Курилов замолчал, дожидаясь, как оценит Мазин его последнюю фразу.

Мазин смотрел на море. Там неподвижно маячил большой, низко сидящий сухогруз, но он знал, что это мнимая неподвижность, и, если посмотреть через несколько минут, парохода уже не будет на месте.

– Если я моралист, вы пуританин. Предпочитаете во всем умеренность?

– Просто мой мозг не нуждается в стимуляции алкоголем.

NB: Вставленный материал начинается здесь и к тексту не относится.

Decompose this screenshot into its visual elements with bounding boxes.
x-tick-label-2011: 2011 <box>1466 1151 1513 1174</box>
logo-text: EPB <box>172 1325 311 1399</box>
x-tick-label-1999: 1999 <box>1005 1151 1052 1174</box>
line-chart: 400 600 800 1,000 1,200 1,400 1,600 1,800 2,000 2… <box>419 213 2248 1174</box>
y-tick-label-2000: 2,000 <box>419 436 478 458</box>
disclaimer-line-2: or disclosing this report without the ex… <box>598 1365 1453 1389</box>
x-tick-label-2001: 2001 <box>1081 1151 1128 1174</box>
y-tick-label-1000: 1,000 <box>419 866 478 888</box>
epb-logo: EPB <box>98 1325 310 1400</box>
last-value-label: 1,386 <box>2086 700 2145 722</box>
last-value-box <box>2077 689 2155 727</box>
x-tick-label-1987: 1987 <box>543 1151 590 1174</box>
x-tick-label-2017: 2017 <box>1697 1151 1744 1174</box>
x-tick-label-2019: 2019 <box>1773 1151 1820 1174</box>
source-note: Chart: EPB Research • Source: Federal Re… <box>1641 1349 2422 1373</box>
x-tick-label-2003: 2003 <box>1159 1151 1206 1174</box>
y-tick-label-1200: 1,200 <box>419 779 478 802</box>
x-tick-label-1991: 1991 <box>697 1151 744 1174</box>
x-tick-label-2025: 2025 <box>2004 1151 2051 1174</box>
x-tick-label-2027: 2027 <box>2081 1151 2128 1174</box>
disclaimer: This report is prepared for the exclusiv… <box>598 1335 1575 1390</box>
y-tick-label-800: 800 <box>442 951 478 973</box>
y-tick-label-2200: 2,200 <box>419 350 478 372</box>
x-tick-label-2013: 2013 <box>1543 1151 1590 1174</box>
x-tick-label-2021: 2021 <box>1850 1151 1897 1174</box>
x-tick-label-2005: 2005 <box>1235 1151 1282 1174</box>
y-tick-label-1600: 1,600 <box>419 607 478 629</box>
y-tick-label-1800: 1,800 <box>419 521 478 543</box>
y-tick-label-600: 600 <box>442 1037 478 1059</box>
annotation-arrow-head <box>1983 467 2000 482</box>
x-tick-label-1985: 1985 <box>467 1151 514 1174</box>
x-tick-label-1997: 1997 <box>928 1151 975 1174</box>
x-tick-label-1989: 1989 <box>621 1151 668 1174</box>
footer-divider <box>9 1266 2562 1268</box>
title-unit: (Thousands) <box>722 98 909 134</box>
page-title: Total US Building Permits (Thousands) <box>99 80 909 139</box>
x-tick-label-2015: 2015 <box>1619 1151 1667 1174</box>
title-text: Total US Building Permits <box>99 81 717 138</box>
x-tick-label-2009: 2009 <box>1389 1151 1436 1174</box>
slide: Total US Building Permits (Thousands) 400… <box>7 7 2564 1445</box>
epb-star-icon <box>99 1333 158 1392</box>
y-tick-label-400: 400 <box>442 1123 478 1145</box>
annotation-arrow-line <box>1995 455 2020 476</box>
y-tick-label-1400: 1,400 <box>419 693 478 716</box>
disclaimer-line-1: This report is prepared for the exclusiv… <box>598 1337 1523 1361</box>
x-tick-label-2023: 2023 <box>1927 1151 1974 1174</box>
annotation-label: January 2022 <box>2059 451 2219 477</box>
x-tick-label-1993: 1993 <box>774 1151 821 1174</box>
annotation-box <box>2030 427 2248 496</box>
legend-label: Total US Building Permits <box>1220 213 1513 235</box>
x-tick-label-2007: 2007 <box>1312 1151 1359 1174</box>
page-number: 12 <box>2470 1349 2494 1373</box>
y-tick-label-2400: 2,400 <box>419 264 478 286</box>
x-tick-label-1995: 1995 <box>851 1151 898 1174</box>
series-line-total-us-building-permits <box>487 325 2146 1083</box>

Курилов сказал это высокомерно.

– И не удивительно…

С детства привык Вова к жизни рассудочной, умозрительной. Родился он в рабочем поселке при одном из старейших в стране металлургических заводов. В годы пятилеток завод реконструировали, а в поселке, получившем статус города, появились четырехэтажные красные кирпичные дома. В одном из таких домов-гигантов – как величали эти большие по тем временам здания в газетах – и появился на свет Вова Курилов. Родители его к литейному производству никакого отношения не имели. Отец заведовал местной семилеткой, а мать в той же школе преподавала естествознание. От сверстников Вова отличался. Знал он в своем возрасте побольше, чем они, читал книжки, что находил дома, и не только детские, а вот здоровьем и ловкостью не вышел, и привык со стороны наблюдать за событиями во дворе, сам в бучу не лез, хотя однажды и сумел проявить себя.